Dopo aver resistito stoicamente per ottanta lunghi giorni, Giovanni Toti si è dovuto arrendere alla furia giustizialista della Procura di Genova e rassegnare le sue irrevocabili dimissioni da Presidente della Regione Liguria. Oltre due mesi e mezzo di prigionia inflitta dai pm genovesi a colpi di misure cautelari, che hanno fiaccato nel corpo e nello spirito il combattivo governatore ligure, che alla fine non ha potuto far altro che cedere il passo, avendo egli stesso compreso che dimettersi rappresentava l’unica via possibile per riacquistare la libertà perduta.
D’altronde, l’offerta dei magistrati era parsa chiara sin dal principio: dimissioni in cambio della libertà. Un ricatto in perfetto stile Tangentopoli, quello operato dalle toghe del capoluogo ligure, che certifica, laddove ve ne fosse ancora il bisogno, l’esistenza di un evidente squilibrio tra poteri dello Stato (originatosi proprio dalla barbara stagione di Mani pulite), con il potere giudiziario tiranno rispetto a tutti gli altri poteri. Ma tant’è.
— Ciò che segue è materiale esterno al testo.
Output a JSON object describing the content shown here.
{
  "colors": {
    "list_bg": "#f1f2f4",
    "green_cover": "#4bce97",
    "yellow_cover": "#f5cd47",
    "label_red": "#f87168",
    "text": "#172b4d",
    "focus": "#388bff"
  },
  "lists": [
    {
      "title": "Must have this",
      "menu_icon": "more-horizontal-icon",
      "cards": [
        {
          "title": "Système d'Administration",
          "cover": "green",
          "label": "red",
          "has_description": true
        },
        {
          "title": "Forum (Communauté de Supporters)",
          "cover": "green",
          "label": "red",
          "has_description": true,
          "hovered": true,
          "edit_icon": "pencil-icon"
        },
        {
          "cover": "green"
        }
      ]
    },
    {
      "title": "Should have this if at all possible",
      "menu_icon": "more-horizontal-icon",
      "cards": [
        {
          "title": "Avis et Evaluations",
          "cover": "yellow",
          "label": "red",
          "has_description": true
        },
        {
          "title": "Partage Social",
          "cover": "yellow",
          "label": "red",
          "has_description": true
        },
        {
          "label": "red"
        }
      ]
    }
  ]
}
L’ennesimo scontro Politica-Magistratura si chiude dunque qui, e si conclude ancora una volta in favore delle Procure. Vincono i pm, che sul principio della presunzione di colpevolezza e mediante il ricorso all’arma della custodia cautelare rovesciano l’esito di un voto popolare e costringono alle dimissioni un governatore democraticamente eletto. Vince Giovanni Toti, che dopo settimane di eroica e solitaria resistenza potrà finalmente riprendere in mano la sua vita. Perde invece nettamente la politica, dimostratasi del tutto incapace di reagire agli attacchi sferrati dalla magistratura. Tutta la politica, è bene precisarlo. Perdono le opposizioni, che stupidamente riescono persino ad esultare per le dimissioni di Toti, come se queste rappresentassero soltanto la sconfitta personale del presidente ligure o dei partiti di maggioranza. Ma, d’altronde, c’è poco di cui stupirsi, dai sinistri giustizialisti c’era da aspettarselo. E perde soprattutto un centrodestra troppo timido e apatico, non capace di offrire il necessario sostegno politico al suo governatore, e, pertanto, costretto a piegarsi al sommo volere delle Procure.
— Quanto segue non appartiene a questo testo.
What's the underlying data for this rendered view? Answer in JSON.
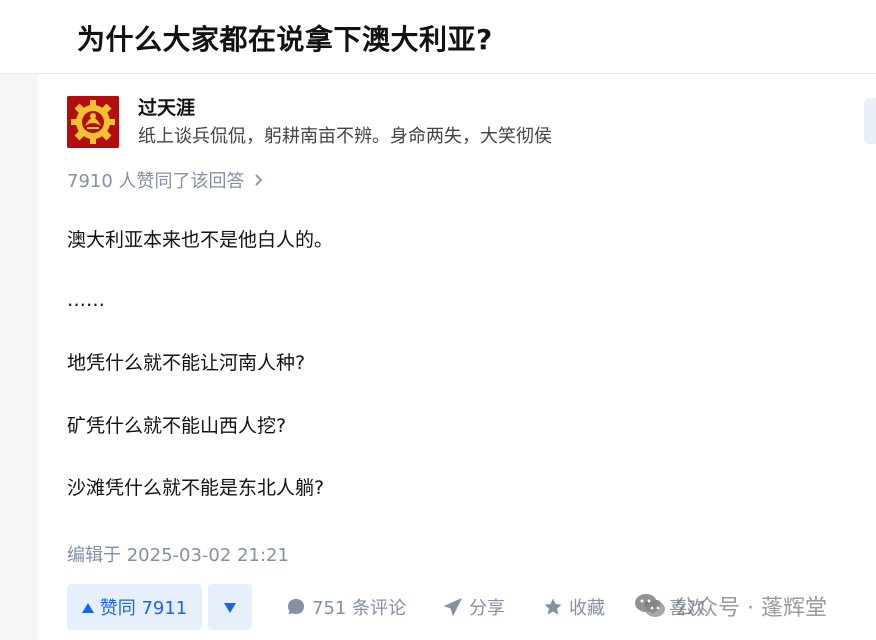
{
  "question": {
    "title": "为什么大家都在说拿下澳大利亚?"
  },
  "author": {
    "name": "过天涯",
    "bio": "纸上谈兵侃侃，躬耕南亩不辨。身命两失，大笑彻侯"
  },
  "vote_info": "7910 人赞同了该回答",
  "answer": {
    "paragraphs": [
      "澳大利亚本来也不是他白人的。",
      "……",
      "地凭什么就不能让河南人种?",
      "矿凭什么就不能山西人挖?",
      "沙滩凭什么就不能是东北人躺?"
    ],
    "edited": "编辑于 2025-03-02 21:21"
  },
  "actions": {
    "upvote_label": "赞同 7911",
    "comments_label": "751 条评论",
    "share_label": "分享",
    "collect_label": "收藏",
    "like_label": "喜欢"
  },
  "watermark": {
    "text": "公众号 · 蓬辉堂"
  },
  "colors": {
    "accent": "#1768e8",
    "accent_bg": "#e6effc",
    "muted": "#8590a6"
  },
  "icons": {
    "upvote": "triangle-up-icon",
    "downvote": "triangle-down-icon",
    "comment": "comment-bubble-icon",
    "share": "paper-plane-icon",
    "collect": "star-icon"
  }
}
Ma sia chiaro: abdicare mestamente ai principi del garantismo ed abbandonare al suo triste destino Giovanni Toti (come se il problema fosse lui), non rappresenta certo la soluzione a un cancro che affligge il paese da trenta lunghi anni. Anche perché, si sa, oggi tocca a Toti, domani chissà.
Così come risulta parecchio ipocrita, e soprattutto assai sterile, prodigarsi nel lanciare pubbliche invettive all’indirizzo dei pm e perdersi in inutili e fastidiosissime frasi di rito ora che i giochi sono praticamente fatti. Così non va proprio caro centrodestra, avresti dovuto pensarci prima. Adesso non serve più. Questa battaglia di civiltà finisce qui.